The present biomechanical study was conceived, designed and executed in order to comparatively provide an insight to the mechanical performance of single- and double-ring modules of Ilizarov constructs. By eliminating potential confounding factors, the experimental setup and methodology ensured a comparative demonstration of biomechanical events, leading to a set of reliable findings with clinical implications.
This work may be expanded (and further research is currently under way) to encompass more elaborate mechanical testing, with different wire configurations and loading conditions (e.g. torsion). Furthermore, in an effort to create a permanent numerical model of Ilizarov constructs, computational studies involving finite element modeling and analysis (FEM-FEA) on both module configurations, can be undertaken.

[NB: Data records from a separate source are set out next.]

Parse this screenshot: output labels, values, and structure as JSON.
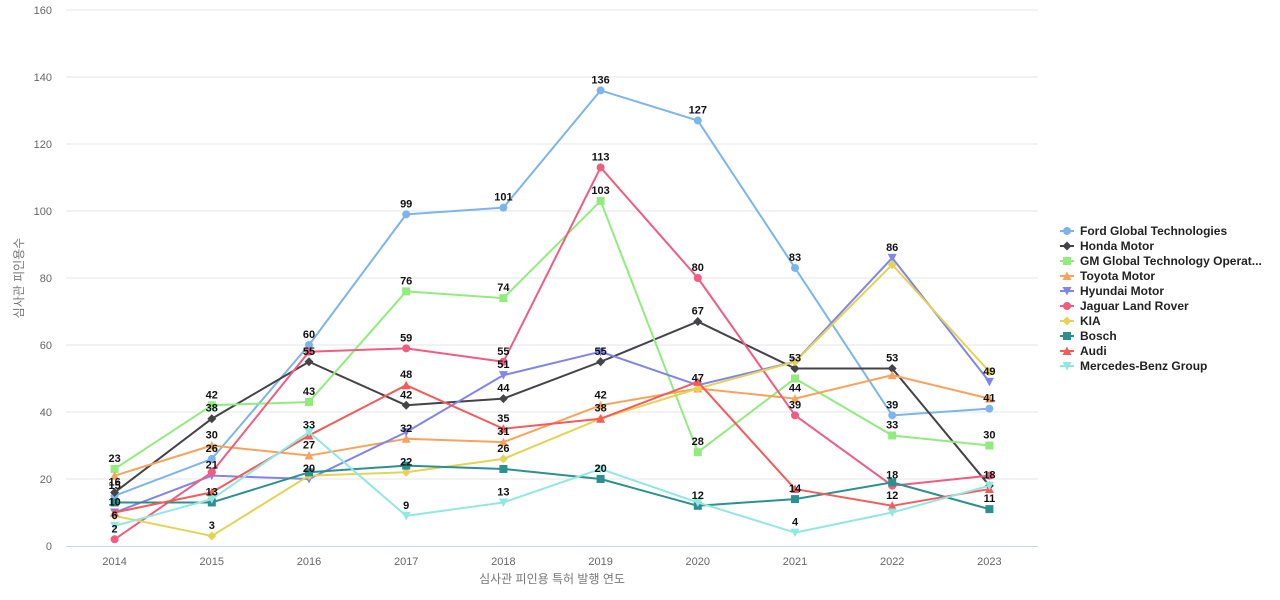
{
  "chart_data": {
    "type": "line",
    "title": "",
    "xlabel": "심사관 피인용 특허 발행 연도",
    "ylabel": "심사관 피인용수",
    "x": [
      "2014",
      "2015",
      "2016",
      "2017",
      "2018",
      "2019",
      "2020",
      "2021",
      "2022",
      "2023"
    ],
    "ylim": [
      0,
      160
    ],
    "yticks": [
      0,
      20,
      40,
      60,
      80,
      100,
      120,
      140,
      160
    ],
    "grid": true,
    "legend": "right",
    "series": [
      {
        "name": "Ford Global Technologies",
        "color": "#7cb5ec",
        "marker": "circle",
        "values": [
          15,
          26,
          60,
          99,
          101,
          136,
          127,
          83,
          39,
          41
        ]
      },
      {
        "name": "Honda Motor",
        "color": "#434348",
        "marker": "diamond",
        "values": [
          16,
          38,
          55,
          42,
          44,
          55,
          67,
          53,
          53,
          18
        ]
      },
      {
        "name": "GM Global Technology Operat...",
        "color": "#90ed7d",
        "marker": "square",
        "values": [
          23,
          42,
          43,
          76,
          74,
          103,
          28,
          50,
          33,
          30
        ]
      },
      {
        "name": "Toyota Motor",
        "color": "#f7a35c",
        "marker": "triangle",
        "values": [
          21,
          30,
          27,
          32,
          31,
          42,
          47,
          44,
          51,
          44
        ]
      },
      {
        "name": "Hyundai Motor",
        "color": "#8085e9",
        "marker": "triangle-down",
        "values": [
          10,
          21,
          20,
          34,
          51,
          58,
          48,
          55,
          86,
          49
        ]
      },
      {
        "name": "Jaguar Land Rover",
        "color": "#f15c80",
        "marker": "circle",
        "values": [
          2,
          22,
          58,
          59,
          55,
          113,
          80,
          39,
          18,
          21
        ]
      },
      {
        "name": "KIA",
        "color": "#e4d354",
        "marker": "diamond",
        "values": [
          9,
          3,
          21,
          22,
          26,
          38,
          47,
          55,
          84,
          52
        ]
      },
      {
        "name": "Bosch",
        "color": "#2b908f",
        "marker": "square",
        "values": [
          13,
          13,
          22,
          24,
          23,
          20,
          12,
          14,
          19,
          11
        ]
      },
      {
        "name": "Audi",
        "color": "#f45b5b",
        "marker": "triangle",
        "values": [
          10,
          16,
          33,
          48,
          35,
          38,
          49,
          17,
          12,
          17
        ]
      },
      {
        "name": "Mercedes-Benz Group",
        "color": "#91e8e1",
        "marker": "triangle-down",
        "values": [
          6,
          14,
          34,
          9,
          13,
          23,
          13,
          4,
          10,
          18
        ]
      }
    ],
    "data_labels": [
      {
        "x": "2014",
        "y": 23,
        "text": "23"
      },
      {
        "x": "2014",
        "y": 16,
        "text": "16"
      },
      {
        "x": "2014",
        "y": 15,
        "text": "15"
      },
      {
        "x": "2014",
        "y": 10,
        "text": "10"
      },
      {
        "x": "2014",
        "y": 6,
        "text": "6"
      },
      {
        "x": "2014",
        "y": 2,
        "text": "2"
      },
      {
        "x": "2015",
        "y": 42,
        "text": "42"
      },
      {
        "x": "2015",
        "y": 38,
        "text": "38"
      },
      {
        "x": "2015",
        "y": 30,
        "text": "30"
      },
      {
        "x": "2015",
        "y": 26,
        "text": "26"
      },
      {
        "x": "2015",
        "y": 21,
        "text": "21"
      },
      {
        "x": "2015",
        "y": 13,
        "text": "13"
      },
      {
        "x": "2015",
        "y": 3,
        "text": "3"
      },
      {
        "x": "2016",
        "y": 60,
        "text": "60"
      },
      {
        "x": "2016",
        "y": 55,
        "text": "55"
      },
      {
        "x": "2016",
        "y": 43,
        "text": "43"
      },
      {
        "x": "2016",
        "y": 33,
        "text": "33"
      },
      {
        "x": "2016",
        "y": 27,
        "text": "27"
      },
      {
        "x": "2016",
        "y": 20,
        "text": "20"
      },
      {
        "x": "2017",
        "y": 99,
        "text": "99"
      },
      {
        "x": "2017",
        "y": 76,
        "text": "76"
      },
      {
        "x": "2017",
        "y": 59,
        "text": "59"
      },
      {
        "x": "2017",
        "y": 48,
        "text": "48"
      },
      {
        "x": "2017",
        "y": 42,
        "text": "42"
      },
      {
        "x": "2017",
        "y": 32,
        "text": "32"
      },
      {
        "x": "2017",
        "y": 22,
        "text": "22"
      },
      {
        "x": "2017",
        "y": 9,
        "text": "9"
      },
      {
        "x": "2018",
        "y": 101,
        "text": "101"
      },
      {
        "x": "2018",
        "y": 74,
        "text": "74"
      },
      {
        "x": "2018",
        "y": 55,
        "text": "55"
      },
      {
        "x": "2018",
        "y": 51,
        "text": "51"
      },
      {
        "x": "2018",
        "y": 44,
        "text": "44"
      },
      {
        "x": "2018",
        "y": 35,
        "text": "35"
      },
      {
        "x": "2018",
        "y": 31,
        "text": "31"
      },
      {
        "x": "2018",
        "y": 26,
        "text": "26"
      },
      {
        "x": "2018",
        "y": 13,
        "text": "13"
      },
      {
        "x": "2019",
        "y": 136,
        "text": "136"
      },
      {
        "x": "2019",
        "y": 113,
        "text": "113"
      },
      {
        "x": "2019",
        "y": 103,
        "text": "103"
      },
      {
        "x": "2019",
        "y": 55,
        "text": "55"
      },
      {
        "x": "2019",
        "y": 42,
        "text": "42"
      },
      {
        "x": "2019",
        "y": 38,
        "text": "38"
      },
      {
        "x": "2019",
        "y": 20,
        "text": "20"
      },
      {
        "x": "2020",
        "y": 127,
        "text": "127"
      },
      {
        "x": "2020",
        "y": 80,
        "text": "80"
      },
      {
        "x": "2020",
        "y": 67,
        "text": "67"
      },
      {
        "x": "2020",
        "y": 47,
        "text": "47"
      },
      {
        "x": "2020",
        "y": 28,
        "text": "28"
      },
      {
        "x": "2020",
        "y": 12,
        "text": "12"
      },
      {
        "x": "2021",
        "y": 83,
        "text": "83"
      },
      {
        "x": "2021",
        "y": 53,
        "text": "53"
      },
      {
        "x": "2021",
        "y": 44,
        "text": "44"
      },
      {
        "x": "2021",
        "y": 39,
        "text": "39"
      },
      {
        "x": "2021",
        "y": 14,
        "text": "14"
      },
      {
        "x": "2021",
        "y": 4,
        "text": "4"
      },
      {
        "x": "2022",
        "y": 86,
        "text": "86"
      },
      {
        "x": "2022",
        "y": 53,
        "text": "53"
      },
      {
        "x": "2022",
        "y": 39,
        "text": "39"
      },
      {
        "x": "2022",
        "y": 33,
        "text": "33"
      },
      {
        "x": "2022",
        "y": 18,
        "text": "18"
      },
      {
        "x": "2022",
        "y": 12,
        "text": "12"
      },
      {
        "x": "2023",
        "y": 49,
        "text": "49"
      },
      {
        "x": "2023",
        "y": 41,
        "text": "41"
      },
      {
        "x": "2023",
        "y": 30,
        "text": "30"
      },
      {
        "x": "2023",
        "y": 18,
        "text": "18"
      },
      {
        "x": "2023",
        "y": 11,
        "text": "11"
      }
    ]
  }
}
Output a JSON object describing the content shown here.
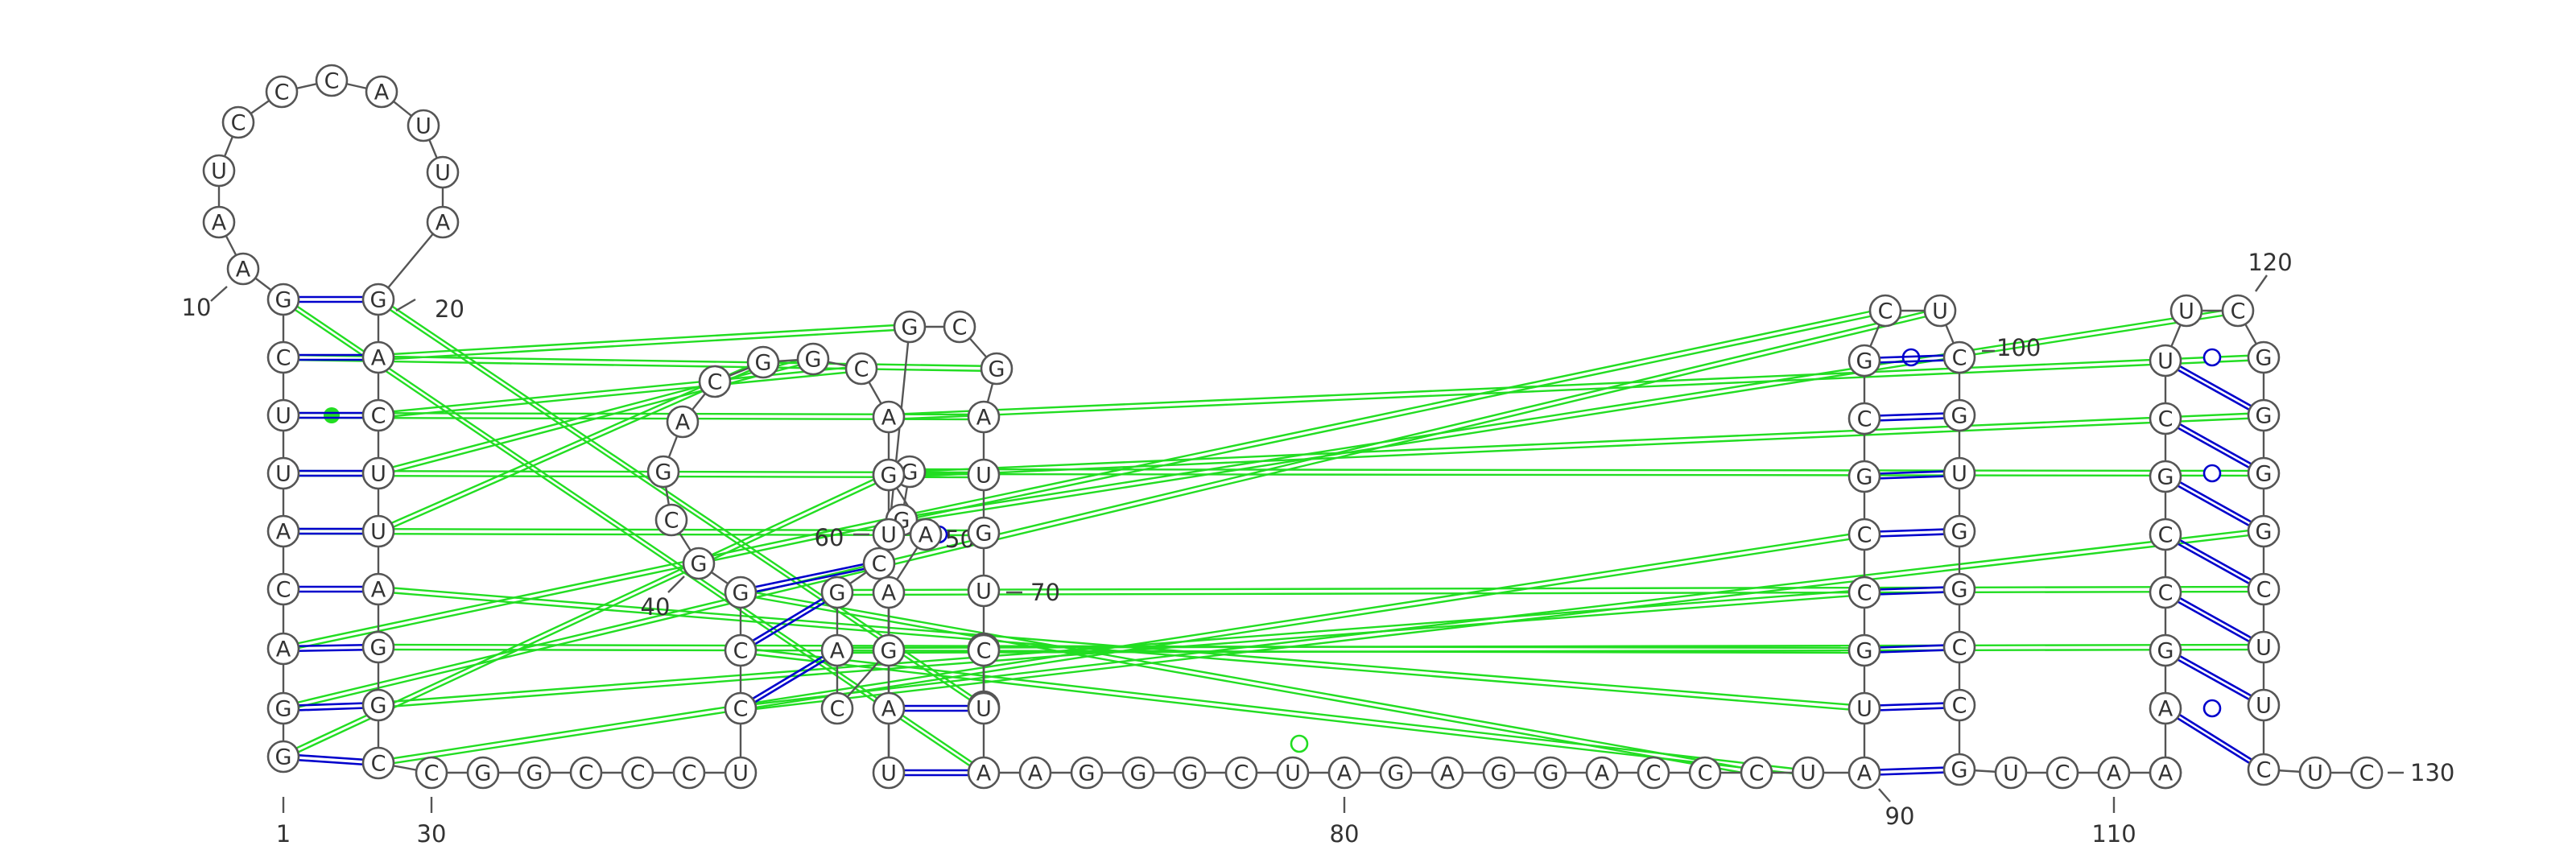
{
  "sequence": "GGACAUUCGAAUCCCAUUAGACUUAGGCCGGCCCUCCGGCGACGGCAGGGCGACGAAGAUUGCGAUGUCUCUAAGGGCUAGAGGACCCUAUGCCGCGCUCGUGGCCGUCAAAAGCCGCUUCGGGGCUUCUC",
  "numbers": [
    "1",
    "10",
    "20",
    "30",
    "40",
    "50",
    "60",
    "70",
    "80",
    "90",
    "100",
    "110",
    "120",
    "130"
  ],
  "colors": {
    "backbone": "#555555",
    "canonical_pair": "#0000cc",
    "tertiary": "#22dd22"
  }
}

The results of the present study have implications in the clinical setting. In cases of knee and ankle intra- or peri-articular fractures, it is often considered necessary to extend the IEF so as to span the involved joint, for the purposes of increased stability in bending loads. By being stiffer in shear loading, use of the twin-ring configuration may achieve an equally stable fixation without the need to bridge a joint. If a surgeon still decides to span a joint, the twin-ring module allows for earlier removal of the frame. In either case, an optimal clinical outcome is more likely. Furthermore, and possibly more importantly, in the immediate postoperative period, when the limb is immobilized for a 2-3 week period, neovessel formation occurs at the fracture region [15]. After the initiation of weight-bearing, the twin-ring system is more flexible in axial loading. This increased flexibility exploits those neovessels and promotes fracture healing, while the increased shear stiffness prevents horizontal micromotion and development of a non- or mal-union.
It is accepted that pin loosening and subsequent pin track infection [16] is a problem of rather mechanical aetiology, and usually occurs at the proximal- or distal-most ends of the external fixator.
Pin track infection also appeared in some of our cases and was treated with meticulous local cleaning and dressing, antibiotics and rarely with pin exchange. In this report this IEF treatment complication is not mentioned in detail as we principally focus on the technical aspects of TR configuration.
This complication has been attributed to local bending effects, particularly those in the vicinity of joints and can be effectively addressed either by extending the construct across the joint or by locally increasing the number of wires. Both options aim at increasing mechanical stability and enhancing bony union. The latter, however, is preferable and can be implemented more easily in a TR IEF configuration.
The TR Ilizarov construct possesses favourable biomechanical properties, which enhance fracture union and at the same time reduce complications arising from joint immobilization and pin/wire track infections. Our clinical outcomes, corroborated by the biomechanical proof-of-principle, are encouraging enough for us to recommend its continued use in patients with the appropriate clinical indications.